Agnieszka Radwańska już trzeci raz w karierze zagra w półfinale Wimbledonu. W 2012 roku ograła w tej fazie Niemkę Angelique Kerber, rok później przegrała z jej rodaczką Sabine Lisicki. Teraz wpada na rewelacyjną Hiszpankę, Garbine Muguruzę.
Agnieszka Radwańska - Garbine Muguruza o finał Wimbledonu. Gdzie transmisja TV?
Czy w szóstym meczu Radwańskiej da się we znaki zmęczenie? - Będzie miała za sobą prawie trzy tygodnie ciągłego grania, bo zaledwie dwa dni przerwy były od finału w Eastbourne do pierwszego meczu w Londynie. To jest duże obciążenie, ciągła presja. Fizycznie wygląda dobrze, nic ją nie boli, na nic nie narzeka. Może być troszeczkę podmęczona psychicznie, ale myślę, że adrenalina związana z półfinałem ją poniesie i zostawi na korcie serce i zrobi wszystko, by wystąpić w finale - ocenił Celt.
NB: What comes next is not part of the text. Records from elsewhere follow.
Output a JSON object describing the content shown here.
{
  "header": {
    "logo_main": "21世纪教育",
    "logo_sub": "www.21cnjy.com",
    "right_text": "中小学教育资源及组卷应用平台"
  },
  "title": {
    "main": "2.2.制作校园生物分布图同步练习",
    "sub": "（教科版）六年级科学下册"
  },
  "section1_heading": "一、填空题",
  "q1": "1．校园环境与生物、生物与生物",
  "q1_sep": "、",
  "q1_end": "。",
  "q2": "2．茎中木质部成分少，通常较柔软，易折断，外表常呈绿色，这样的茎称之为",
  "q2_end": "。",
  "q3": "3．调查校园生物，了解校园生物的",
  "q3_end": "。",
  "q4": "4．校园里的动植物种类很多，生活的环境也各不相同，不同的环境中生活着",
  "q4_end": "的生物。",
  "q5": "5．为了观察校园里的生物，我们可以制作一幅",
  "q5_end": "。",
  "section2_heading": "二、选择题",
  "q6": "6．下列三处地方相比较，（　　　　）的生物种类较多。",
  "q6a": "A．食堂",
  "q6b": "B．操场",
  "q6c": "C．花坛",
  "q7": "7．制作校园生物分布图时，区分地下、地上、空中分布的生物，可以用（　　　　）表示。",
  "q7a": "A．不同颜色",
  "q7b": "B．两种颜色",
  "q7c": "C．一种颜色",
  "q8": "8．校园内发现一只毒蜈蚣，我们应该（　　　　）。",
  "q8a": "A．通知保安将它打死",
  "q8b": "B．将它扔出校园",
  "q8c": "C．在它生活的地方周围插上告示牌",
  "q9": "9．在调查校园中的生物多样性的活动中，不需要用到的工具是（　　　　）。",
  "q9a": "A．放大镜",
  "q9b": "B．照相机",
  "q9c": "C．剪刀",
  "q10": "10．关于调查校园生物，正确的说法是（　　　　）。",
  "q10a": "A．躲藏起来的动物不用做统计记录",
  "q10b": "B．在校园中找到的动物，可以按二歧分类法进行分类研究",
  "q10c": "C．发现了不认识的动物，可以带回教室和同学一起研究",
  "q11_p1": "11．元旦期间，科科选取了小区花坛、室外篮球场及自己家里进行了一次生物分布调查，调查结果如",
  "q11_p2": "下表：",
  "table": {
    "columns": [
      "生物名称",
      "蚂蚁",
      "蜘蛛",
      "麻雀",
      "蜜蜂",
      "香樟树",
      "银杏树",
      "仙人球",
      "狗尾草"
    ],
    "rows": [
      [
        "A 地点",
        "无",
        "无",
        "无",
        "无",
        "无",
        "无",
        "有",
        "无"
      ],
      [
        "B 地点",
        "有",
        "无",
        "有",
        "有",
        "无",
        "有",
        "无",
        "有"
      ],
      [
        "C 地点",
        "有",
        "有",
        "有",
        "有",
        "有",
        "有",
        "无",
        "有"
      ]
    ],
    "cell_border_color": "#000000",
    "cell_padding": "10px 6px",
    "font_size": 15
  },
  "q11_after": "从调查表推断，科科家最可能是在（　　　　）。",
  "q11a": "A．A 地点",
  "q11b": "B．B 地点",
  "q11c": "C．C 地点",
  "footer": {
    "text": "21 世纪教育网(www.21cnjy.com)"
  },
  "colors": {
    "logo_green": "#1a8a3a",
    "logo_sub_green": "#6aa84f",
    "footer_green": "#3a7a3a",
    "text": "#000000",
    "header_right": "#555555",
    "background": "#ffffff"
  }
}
Celt twierdzi jednak, że to nie koniec sukcesów Agnieszki na londyńskiej trawie. - Półfinał Wimbledonu to jest ogromny, spektakularny sukces i już ma go w kieszeni. Myślę, że tym razem smakuje inaczej z tego powodu, że wszystko gdzieś w tym roku bardzo ciężko się układało. To jest aż półfinał i... mam nadzieję, że będzie jeszcze coś więcej - deklaruje.